Parlamentspräsidentin Metsola: "Wir schreiben Geschichte – weltweit erstes Gesetz über künstliche Intelligenz!"

Die Präsidentin des Europäischen Parlaments, Roberta Metsola, zeigte sich erfreut über das Ergebnis: "Wir schreiben Geschichte! Ich bin stolz, dass das Europäische Parlament das weltweit erste Gesetz über künstliche Intelligenz verabschiedet hat. Es ist eine ausgewogene und auf den Menschen ausgerichtete Gesetzgebung, die in den kommenden Jahren den globalen Standard setzen wird. Europa wird weiterhin führend in der Innovation sein."

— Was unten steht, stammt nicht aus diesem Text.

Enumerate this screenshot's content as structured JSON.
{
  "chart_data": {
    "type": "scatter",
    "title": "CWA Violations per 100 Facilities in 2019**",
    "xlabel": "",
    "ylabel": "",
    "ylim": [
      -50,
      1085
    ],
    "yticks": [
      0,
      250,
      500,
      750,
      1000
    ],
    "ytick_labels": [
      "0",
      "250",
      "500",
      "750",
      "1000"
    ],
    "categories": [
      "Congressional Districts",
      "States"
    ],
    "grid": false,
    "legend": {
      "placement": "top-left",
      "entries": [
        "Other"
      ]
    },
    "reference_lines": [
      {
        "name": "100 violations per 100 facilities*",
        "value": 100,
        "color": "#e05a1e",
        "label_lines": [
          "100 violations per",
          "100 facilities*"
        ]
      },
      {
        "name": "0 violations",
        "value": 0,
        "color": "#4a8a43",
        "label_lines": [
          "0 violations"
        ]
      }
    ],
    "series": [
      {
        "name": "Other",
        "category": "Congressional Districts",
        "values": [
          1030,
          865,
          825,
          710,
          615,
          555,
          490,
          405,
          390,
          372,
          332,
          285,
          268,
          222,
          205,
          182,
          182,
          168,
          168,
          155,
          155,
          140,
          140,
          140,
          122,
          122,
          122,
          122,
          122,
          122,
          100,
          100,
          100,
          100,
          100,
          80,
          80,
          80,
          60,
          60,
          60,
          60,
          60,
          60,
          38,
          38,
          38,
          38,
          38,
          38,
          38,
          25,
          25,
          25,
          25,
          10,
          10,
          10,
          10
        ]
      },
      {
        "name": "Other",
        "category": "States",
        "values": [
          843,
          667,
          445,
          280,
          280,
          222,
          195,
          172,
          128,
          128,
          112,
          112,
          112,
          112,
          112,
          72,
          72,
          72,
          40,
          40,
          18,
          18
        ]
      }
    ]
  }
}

Florian Tursky, Staatssekretär für Digitalisierung in Österreich, erklärte: "Wichtig ist für Europa, rasch zu einer klugen KI-Regulierung zu kommen, die Innovation ermöglicht, aber gleichzeitig Massenüberwachung oder 'Social Scoring' mittels KI-Anwendungen untersagt. KI-Anwendungen müssen auch Transparenzverpflichtungen wahrnehmen, damit für die Konsumentinnen und Konsumenten zu jeder Zeit klar ersichtlich ist, wenn sie mit einer künstlichen Intelligenz konfrontiert sind und woher die Informationen stammen."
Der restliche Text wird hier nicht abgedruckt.